The climate of the Central Siberia Reserve is Subarctic climate, without dry season (Köppen climate classification Subarctic climate (Dfc)). This climate is characterized by mild summers (only 1–3 months above 10 °C) and cold, snowy winters (coldest month below -3 °C).

==Flora and fauna==
The plant life of the reserve has aspects of both boreal and arctic floral communities, and are representative of the low hills of the Central Siberian Plateau dominated by taiga forests. Typical trees are the Siberian pine (Pinus sibirica). At the latitude of the Central Siberian Reserve (60 degrees North), the Siberian pine grows at 100–200 meters in altitude; farther south into Mongolia it is a mountain tree growing at 1,000-2,000 meters. There are stands of larch and other pine in the reserve. There are also lesser numbers of Siberian spruce (Picea obovata), mixed in stands with fir and cedar. Common understory bushes are blueberries, cranberries, and rhododendrum, with oxtails and sedges. The river valleys support extensive wetland meadows with reed-grass and forb plant communities and aquatic plants of the shallow oxbow lakes. Scientists on the reserve have recorded over 500 species of vascular plants.

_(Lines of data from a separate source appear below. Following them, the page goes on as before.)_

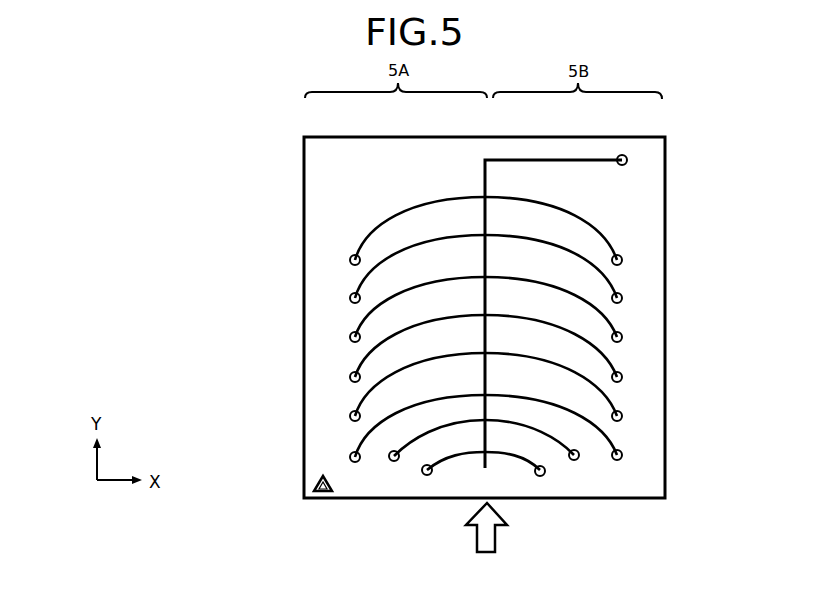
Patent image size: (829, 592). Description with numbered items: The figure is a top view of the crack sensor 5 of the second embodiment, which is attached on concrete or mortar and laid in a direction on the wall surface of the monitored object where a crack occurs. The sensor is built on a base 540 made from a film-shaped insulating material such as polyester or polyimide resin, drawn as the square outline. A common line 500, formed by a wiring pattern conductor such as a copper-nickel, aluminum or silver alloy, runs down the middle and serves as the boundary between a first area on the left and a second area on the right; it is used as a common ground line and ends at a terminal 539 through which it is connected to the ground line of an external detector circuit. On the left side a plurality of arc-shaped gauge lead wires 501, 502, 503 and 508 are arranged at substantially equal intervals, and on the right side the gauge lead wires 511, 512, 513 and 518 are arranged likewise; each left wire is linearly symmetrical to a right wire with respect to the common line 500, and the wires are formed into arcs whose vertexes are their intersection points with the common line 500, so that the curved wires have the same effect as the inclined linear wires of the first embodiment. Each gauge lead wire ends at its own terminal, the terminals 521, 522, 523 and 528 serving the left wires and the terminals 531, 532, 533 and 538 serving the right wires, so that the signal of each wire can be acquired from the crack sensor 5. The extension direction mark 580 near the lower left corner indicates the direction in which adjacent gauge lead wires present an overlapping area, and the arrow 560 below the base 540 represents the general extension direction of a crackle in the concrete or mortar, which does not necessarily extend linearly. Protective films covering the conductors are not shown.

The crack sensor 5 is at (484, 297).
The common line 500 is at (505, 160).
The gauge lead wire 501 is at (464, 456).
The gauge lead wire 502 is at (428, 432).
The gauge lead wire 503 is at (364, 437).
The gauge lead wire 508 is at (378, 225).
The gauge lead wire 511 is at (503, 456).
The gauge lead wire 512 is at (546, 434).
The gauge lead wire 513 is at (600, 428).
The gauge lead wire 518 is at (595, 212).
The terminal 521 is at (426, 475).
The terminal 522 is at (389, 461).
The terminal 523 is at (351, 456).
The terminal 528 is at (350, 258).
The terminal 531 is at (541, 477).
The terminal 532 is at (576, 459).
The terminal 533 is at (622, 452).
The terminal 538 is at (622, 260).
The terminal 539 is at (622, 156).
The base 540 is at (455, 150).
The arrow 560 is at (477, 541).
The extension direction mark 580 is at (319, 481).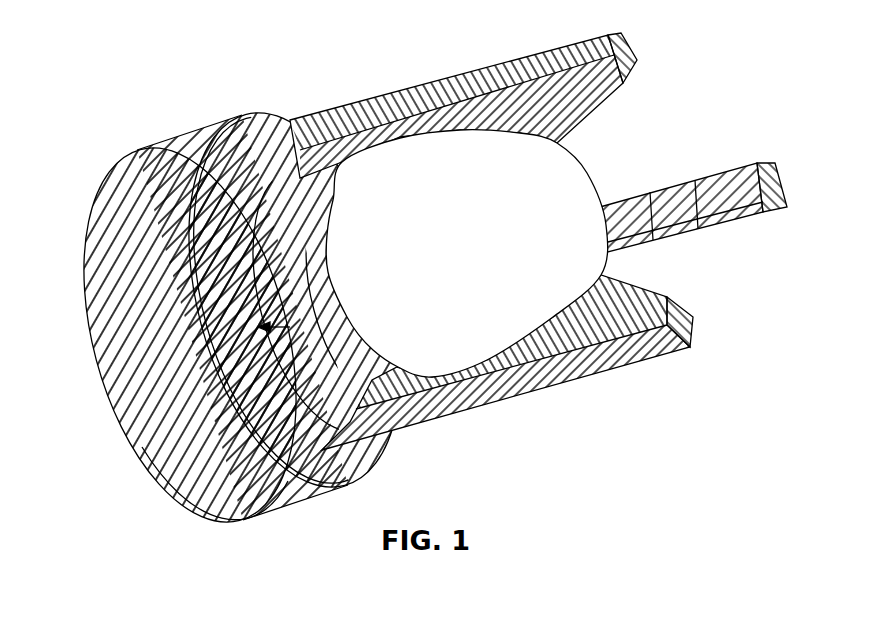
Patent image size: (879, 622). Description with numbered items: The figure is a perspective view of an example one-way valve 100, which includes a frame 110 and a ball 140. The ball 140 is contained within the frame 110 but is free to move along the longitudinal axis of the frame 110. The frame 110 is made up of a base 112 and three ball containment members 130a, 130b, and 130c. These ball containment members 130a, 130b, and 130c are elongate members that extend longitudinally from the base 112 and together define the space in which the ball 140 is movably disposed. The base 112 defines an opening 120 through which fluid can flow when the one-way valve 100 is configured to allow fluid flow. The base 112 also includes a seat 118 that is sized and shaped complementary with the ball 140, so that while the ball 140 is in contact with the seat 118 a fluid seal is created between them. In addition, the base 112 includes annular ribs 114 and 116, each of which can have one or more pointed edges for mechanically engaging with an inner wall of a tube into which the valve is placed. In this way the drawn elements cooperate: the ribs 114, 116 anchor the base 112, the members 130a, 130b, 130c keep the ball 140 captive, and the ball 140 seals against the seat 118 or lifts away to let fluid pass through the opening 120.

The one-way valve 100 is at (90, 76).
The frame 110 is at (196, 125).
The base 112 is at (293, 501).
The annular rib 114 is at (241, 520).
The annular rib 116 is at (262, 113).
The seat 118 is at (333, 172).
The opening 120 is at (403, 398).
The ball containment member 130a is at (583, 40).
The ball containment member 130b is at (668, 348).
The ball containment member 130c is at (752, 212).
The ball 140 is at (585, 172).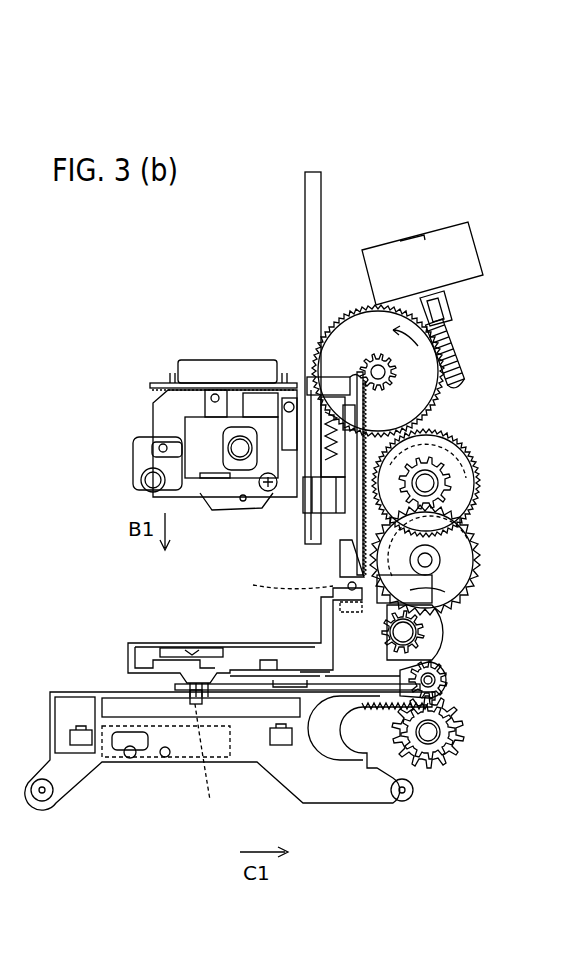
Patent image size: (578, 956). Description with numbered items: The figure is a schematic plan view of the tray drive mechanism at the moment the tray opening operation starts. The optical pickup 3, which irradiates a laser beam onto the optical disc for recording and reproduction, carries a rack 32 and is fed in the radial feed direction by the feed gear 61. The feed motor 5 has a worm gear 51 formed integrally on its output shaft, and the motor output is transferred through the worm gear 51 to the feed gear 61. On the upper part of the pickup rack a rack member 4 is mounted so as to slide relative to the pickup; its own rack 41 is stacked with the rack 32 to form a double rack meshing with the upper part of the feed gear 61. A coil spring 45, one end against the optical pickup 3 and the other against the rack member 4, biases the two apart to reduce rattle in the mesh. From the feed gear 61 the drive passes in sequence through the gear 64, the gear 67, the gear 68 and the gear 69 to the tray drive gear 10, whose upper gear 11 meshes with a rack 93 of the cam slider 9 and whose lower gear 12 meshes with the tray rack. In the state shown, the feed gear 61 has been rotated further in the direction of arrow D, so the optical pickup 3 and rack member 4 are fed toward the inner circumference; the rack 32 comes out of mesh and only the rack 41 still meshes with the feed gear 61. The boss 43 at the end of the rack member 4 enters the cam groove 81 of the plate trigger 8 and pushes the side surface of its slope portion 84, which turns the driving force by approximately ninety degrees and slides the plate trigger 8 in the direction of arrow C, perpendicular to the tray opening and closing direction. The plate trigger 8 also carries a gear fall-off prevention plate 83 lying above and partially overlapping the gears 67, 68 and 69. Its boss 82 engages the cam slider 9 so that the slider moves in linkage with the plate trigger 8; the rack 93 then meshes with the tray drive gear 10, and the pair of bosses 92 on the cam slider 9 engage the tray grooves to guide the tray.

The optical pickup 3 is at (240, 395).
The rack member 4 is at (330, 512).
The feed motor 5 is at (452, 238).
The plate trigger 8 is at (235, 657).
The cam slider 9 is at (180, 750).
The tray drive gear 10 is at (458, 777).
The upper gear 11 is at (420, 768).
The lower gear 12 is at (455, 745).
The rack 32 is at (476, 458).
The rack 41 is at (348, 345).
The boss 43 is at (340, 588).
The coil spring 45 is at (305, 360).
The worm gear 51 is at (452, 350).
The feed gear 61 is at (415, 395).
The gear 64 is at (455, 490).
The gear 67 is at (458, 563).
The gear 68 is at (437, 636).
The gear 69 is at (452, 692).
The cam groove 81 is at (295, 592).
The boss 82 is at (206, 762).
The gear fall-off prevention plate 83 is at (412, 590).
The slope portion 84 is at (468, 540).
The bosses 92 is at (42, 801).
The rack 93 is at (370, 708).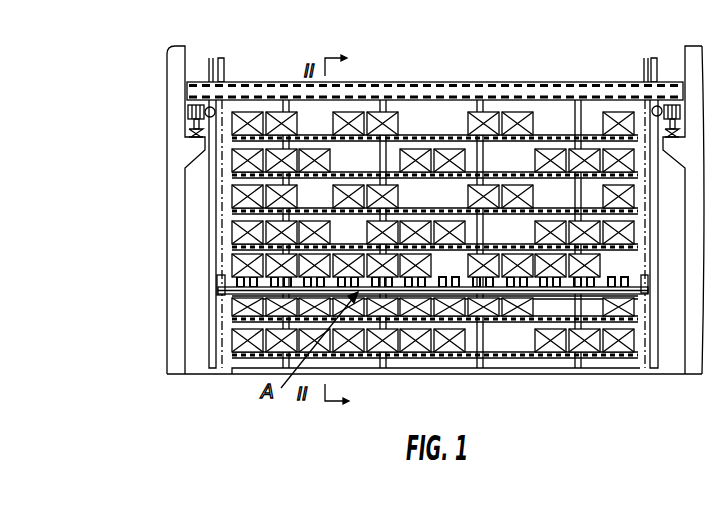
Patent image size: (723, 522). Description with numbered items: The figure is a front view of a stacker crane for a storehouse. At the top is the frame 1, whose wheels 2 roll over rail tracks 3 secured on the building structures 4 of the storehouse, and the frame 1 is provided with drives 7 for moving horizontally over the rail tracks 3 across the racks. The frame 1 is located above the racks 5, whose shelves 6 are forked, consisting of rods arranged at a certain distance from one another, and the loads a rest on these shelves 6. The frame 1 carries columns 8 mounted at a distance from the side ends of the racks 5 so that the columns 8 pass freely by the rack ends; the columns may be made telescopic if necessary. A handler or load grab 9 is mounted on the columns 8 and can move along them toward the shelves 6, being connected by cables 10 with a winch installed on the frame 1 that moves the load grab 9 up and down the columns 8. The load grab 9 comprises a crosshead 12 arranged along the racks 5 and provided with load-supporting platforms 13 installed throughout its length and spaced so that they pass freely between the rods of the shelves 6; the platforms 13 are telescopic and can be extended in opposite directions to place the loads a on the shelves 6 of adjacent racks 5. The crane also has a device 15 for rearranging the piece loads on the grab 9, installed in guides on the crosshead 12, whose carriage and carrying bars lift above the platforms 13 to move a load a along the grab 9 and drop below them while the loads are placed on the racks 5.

The frame 1 is at (575, 88).
The loads a is at (618, 117).
The wheels 2 is at (676, 110).
The rail tracks 3 is at (676, 122).
The building structures 4 is at (678, 157).
The racks 5 is at (473, 147).
The shelves 6 is at (575, 142).
The drives 7 is at (657, 105).
The columns 8 is at (654, 238).
The load grab 9 is at (213, 313).
The cables 10 is at (648, 196).
The crosshead 12 is at (632, 297).
The load-supporting platforms 13 is at (628, 278).
The device for rearranging the piece loads 15 is at (378, 302).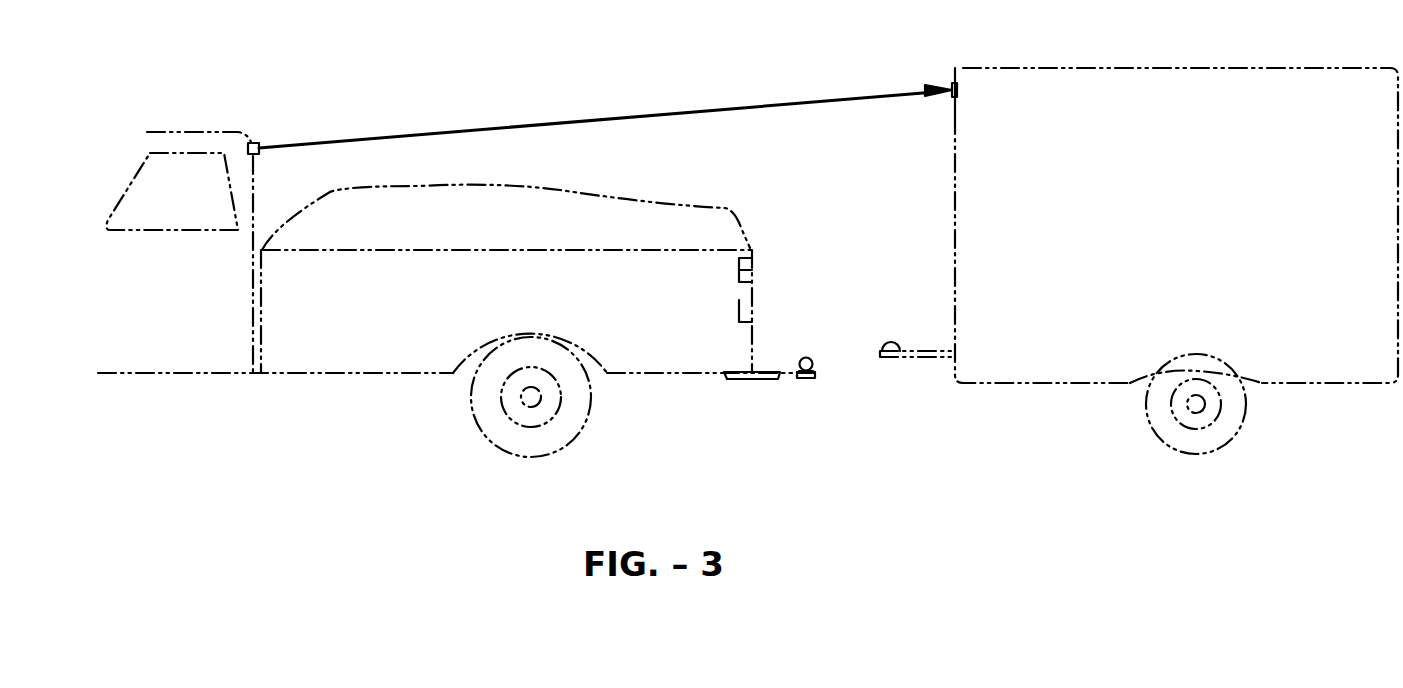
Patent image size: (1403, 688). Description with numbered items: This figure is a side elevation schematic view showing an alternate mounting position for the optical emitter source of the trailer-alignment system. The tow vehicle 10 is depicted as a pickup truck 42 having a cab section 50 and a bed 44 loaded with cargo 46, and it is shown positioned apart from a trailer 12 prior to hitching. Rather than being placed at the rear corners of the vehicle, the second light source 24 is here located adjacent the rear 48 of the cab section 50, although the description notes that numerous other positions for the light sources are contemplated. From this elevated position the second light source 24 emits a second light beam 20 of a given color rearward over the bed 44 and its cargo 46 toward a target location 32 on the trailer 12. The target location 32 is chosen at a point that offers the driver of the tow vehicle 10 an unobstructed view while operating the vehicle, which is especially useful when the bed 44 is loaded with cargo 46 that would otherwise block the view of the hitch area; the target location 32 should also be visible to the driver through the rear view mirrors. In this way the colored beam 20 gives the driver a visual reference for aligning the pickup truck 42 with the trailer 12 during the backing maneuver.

The reserve is known for large concentrations of elk along the Yenisei during winter. Overall, the terrestrial animal life of the reserve is that of the north central boreal forest: sable, reindeer, etc. The Yenisei is a flyway for migratory birds, and the reserve supports bird-watching excursions.

==Ecoeducation and access==
As a strict nature reserve, the Central Siberia Reserve is mostly closed to the general public, although scientists and those with 'environmental education' purposes can make arrangements with park management for visits. There are four 'ecotourist' routes in the reserve, however, that are open to the public, but require permits to be obtained in advance. Two of these routes are rafting trips on streams of the reserve, one is to river-side rock formations, and one is for birdwatchers. The main office is in the village of Bor ("Forest"), just to the south on the Yenisei.